The 16^th term of an AP is 1 more than twice its 8^th term. If the 12^th term of the AP is 47, then find its n^th term.

Let a and d respectively be the first term and the common difference of the A.P.

we know that the n^th term of an AP is given by  a_n = a + (n-1) d

According to the given information,

a₁₆ = 1 + 2a₈

$\Rightarrow$  a + (1 6- 1) d = 1 + 2[a + (8 - 1) d]

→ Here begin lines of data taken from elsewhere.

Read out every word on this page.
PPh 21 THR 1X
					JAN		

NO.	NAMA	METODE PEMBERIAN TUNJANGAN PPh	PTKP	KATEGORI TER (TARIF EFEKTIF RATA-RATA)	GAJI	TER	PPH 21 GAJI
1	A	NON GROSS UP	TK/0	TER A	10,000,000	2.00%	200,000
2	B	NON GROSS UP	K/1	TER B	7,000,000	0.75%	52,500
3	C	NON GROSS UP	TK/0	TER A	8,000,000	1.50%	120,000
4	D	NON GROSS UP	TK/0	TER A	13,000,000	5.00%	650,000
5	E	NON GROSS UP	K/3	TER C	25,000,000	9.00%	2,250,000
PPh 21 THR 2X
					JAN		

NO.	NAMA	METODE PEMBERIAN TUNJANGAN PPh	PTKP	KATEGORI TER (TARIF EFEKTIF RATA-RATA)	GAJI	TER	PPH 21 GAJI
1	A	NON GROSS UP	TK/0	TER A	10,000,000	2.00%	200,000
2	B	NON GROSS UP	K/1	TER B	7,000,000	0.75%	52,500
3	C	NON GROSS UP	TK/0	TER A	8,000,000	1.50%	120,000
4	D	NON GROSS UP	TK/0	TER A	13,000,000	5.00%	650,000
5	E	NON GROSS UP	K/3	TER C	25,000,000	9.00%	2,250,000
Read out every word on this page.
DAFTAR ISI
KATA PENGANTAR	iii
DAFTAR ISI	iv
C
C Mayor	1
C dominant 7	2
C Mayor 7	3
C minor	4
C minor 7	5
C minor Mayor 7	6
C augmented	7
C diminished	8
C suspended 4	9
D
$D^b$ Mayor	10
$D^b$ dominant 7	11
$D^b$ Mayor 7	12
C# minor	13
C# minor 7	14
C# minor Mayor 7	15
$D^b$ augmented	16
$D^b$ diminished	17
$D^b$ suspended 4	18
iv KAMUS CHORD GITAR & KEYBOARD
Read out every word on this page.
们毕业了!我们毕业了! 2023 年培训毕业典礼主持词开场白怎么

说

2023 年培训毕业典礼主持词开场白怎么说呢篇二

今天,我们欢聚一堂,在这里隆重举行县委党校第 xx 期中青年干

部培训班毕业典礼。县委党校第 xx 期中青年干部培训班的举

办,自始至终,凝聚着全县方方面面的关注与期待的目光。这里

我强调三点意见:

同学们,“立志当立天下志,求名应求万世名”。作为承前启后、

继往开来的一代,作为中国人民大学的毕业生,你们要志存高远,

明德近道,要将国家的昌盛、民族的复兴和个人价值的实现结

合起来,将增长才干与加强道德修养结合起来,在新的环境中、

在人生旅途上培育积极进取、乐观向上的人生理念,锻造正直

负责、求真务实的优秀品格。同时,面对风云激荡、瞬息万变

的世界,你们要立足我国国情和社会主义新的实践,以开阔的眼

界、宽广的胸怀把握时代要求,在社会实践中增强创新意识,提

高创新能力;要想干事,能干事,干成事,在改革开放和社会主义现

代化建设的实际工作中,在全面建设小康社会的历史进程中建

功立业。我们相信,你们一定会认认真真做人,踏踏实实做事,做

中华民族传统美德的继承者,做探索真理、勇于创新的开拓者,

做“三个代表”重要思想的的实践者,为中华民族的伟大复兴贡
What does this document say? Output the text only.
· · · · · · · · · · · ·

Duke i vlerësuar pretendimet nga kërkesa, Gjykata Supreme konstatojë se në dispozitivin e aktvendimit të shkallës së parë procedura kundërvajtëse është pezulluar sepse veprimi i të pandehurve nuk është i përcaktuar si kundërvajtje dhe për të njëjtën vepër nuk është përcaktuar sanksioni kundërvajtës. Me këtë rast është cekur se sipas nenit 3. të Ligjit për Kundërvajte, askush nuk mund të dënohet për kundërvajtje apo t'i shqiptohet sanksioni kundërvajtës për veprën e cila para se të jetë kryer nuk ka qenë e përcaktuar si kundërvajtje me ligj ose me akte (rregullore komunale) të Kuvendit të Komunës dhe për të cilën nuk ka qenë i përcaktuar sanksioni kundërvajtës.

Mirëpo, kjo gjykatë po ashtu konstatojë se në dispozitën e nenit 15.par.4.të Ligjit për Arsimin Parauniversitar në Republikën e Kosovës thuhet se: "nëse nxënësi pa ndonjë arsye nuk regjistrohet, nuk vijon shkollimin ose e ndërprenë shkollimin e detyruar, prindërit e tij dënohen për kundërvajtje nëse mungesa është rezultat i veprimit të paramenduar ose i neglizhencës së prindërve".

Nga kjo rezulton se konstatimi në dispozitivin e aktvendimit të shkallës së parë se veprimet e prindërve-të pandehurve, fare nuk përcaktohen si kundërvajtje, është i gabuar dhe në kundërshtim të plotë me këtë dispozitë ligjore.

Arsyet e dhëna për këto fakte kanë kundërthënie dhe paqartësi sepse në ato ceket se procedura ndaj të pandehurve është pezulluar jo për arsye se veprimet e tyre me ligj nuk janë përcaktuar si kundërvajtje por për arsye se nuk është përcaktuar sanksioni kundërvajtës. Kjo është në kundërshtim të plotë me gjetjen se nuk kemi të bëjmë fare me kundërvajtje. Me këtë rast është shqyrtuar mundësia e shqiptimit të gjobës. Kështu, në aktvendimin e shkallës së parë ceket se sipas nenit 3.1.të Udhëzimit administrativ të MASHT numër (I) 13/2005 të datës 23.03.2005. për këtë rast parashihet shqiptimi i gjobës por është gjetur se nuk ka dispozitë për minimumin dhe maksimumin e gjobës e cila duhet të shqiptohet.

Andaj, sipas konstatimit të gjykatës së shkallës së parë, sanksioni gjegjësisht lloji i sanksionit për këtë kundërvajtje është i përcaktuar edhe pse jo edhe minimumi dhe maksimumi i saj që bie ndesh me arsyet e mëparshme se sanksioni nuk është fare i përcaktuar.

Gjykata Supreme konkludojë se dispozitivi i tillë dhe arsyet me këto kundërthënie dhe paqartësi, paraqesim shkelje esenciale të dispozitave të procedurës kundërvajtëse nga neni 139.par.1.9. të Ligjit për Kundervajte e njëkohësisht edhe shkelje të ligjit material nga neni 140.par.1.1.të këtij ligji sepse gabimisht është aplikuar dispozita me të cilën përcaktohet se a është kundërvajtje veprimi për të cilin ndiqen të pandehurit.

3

$\Rightarrow a\; +\; 15d\; =\; 1\; +\; 2a\; +\; 14d$

$\Rightarrow \; -a\; +\; d\; =\; 1 \; \; \; \; \; \; \; \; \; \; ........(1)$

Also, it is given that, a₁₂ = 47

$\Rightarrow \; a\; +\; (\; 12\; -\; 1\; )\; d\; =\; 47$

$\Rightarrow \; a\; +\; 11d\; =\; 47 \; \; \; \; \; \; \; \; .......(2)$

Adding  (1) and (2), we have:

12d = 48

$\Rightarrow \; d\; =\; 4$

From (1),

-a + 4 = 1  

$\Rightarrow \; a\; =\; 3$

Hence,  a_n = a + (n - 1) d

                = 3 + (n - 1) (4)

                = 3 + 4n - 4

                = 4n - 1  

Hence, the n^th term of the AP is  4n - 1.